Ethnic group. At 1.6 million, the Chuvash are Russia’s fourth-largest ethnic minority. Their origins can be dated to the establishment of the Volga-Bulgar state in the 10th century. Ethnically, the Chuvash are a mixture of Turkic Bulgars and Finno-Ugric Maris; however, their language, Chuvash, is the only surviving member of the Oghur subfamily of Turkic languages, which includes the dead languages of Khazar, Hunnic, and Bulgar.
Chuvash identity experienced a renaissance in the 1980s, centered on the Chuvash Public Cultural Center. This cultural revival gained political strength with the establishment of the National Rebirth Party (led by the philologist Atner Khuzangai, son of the preeminent Chuvash poet of the 20th century) and other nationalist organizations in 1991, and the increasing tendency of ethnic Chuvash to speak their mother tongue in public areas. Nationalism, which was quite tepid (described by some pundits as “ethnic nihilism”) in the late 1980s, grew in strength by 1991 when some nationalist leaders, including the future president Nikolay Fyodorov, called for Chuvashiya’s elevation to the status of a union republic.

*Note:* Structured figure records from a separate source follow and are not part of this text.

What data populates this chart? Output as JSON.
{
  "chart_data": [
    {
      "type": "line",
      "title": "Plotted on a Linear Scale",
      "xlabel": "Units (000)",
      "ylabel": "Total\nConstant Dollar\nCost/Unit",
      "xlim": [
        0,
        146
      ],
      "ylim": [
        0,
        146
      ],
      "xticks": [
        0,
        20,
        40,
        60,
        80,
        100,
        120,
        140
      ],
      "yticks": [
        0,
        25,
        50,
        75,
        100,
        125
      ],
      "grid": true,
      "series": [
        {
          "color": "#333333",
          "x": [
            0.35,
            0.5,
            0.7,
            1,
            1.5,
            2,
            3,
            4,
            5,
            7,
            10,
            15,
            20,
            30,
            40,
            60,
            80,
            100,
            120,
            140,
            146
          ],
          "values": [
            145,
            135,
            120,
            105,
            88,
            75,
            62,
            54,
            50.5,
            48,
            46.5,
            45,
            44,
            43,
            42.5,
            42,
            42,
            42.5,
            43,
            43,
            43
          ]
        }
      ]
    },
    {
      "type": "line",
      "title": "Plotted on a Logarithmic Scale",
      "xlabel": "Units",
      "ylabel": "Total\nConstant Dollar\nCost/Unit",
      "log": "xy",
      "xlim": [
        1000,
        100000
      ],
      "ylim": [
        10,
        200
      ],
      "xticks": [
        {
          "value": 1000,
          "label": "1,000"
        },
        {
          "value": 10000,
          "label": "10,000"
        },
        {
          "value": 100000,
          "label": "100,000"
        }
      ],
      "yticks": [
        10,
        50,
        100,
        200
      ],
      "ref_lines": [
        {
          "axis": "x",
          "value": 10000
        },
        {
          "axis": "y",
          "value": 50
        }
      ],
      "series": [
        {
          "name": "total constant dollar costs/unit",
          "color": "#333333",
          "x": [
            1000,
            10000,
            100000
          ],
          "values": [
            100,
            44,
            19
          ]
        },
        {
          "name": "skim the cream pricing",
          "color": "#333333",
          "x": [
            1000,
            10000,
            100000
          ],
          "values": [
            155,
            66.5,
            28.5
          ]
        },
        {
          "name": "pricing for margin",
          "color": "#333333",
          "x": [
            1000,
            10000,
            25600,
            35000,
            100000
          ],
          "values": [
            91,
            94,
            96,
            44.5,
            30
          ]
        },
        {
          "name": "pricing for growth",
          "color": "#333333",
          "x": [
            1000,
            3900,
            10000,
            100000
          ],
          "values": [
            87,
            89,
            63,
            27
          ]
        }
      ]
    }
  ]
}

While the vast majority of Chuvash are nominally Russian Orthodox due to mass conversions in the 18th century under Russian rule, some retain Islam from the period when they were governed by the Tatars, while others have more recently converted due to proselytizing effort of Muslims from Turkey and Central Asia. Until the mid-20th century, Christianity as practiced by the Chuvash remained highly syncretic, continuing many animist folk practices. Since the dissolution of the Soviet Union, a number of Chuvash have embraced Sardash, a form of neo-paganism based on ancestral practices and purportedly influenced by Zoroastrianism. This belief system has been promoted by many Chuvash intellectuals as a national religion; it also has a strong ecological orientation, which has attracted environmentally minded Chuvash.
Historical Dictionary of the Russian Federation. Robert A. Saunders and Vlad Strukov. 2010.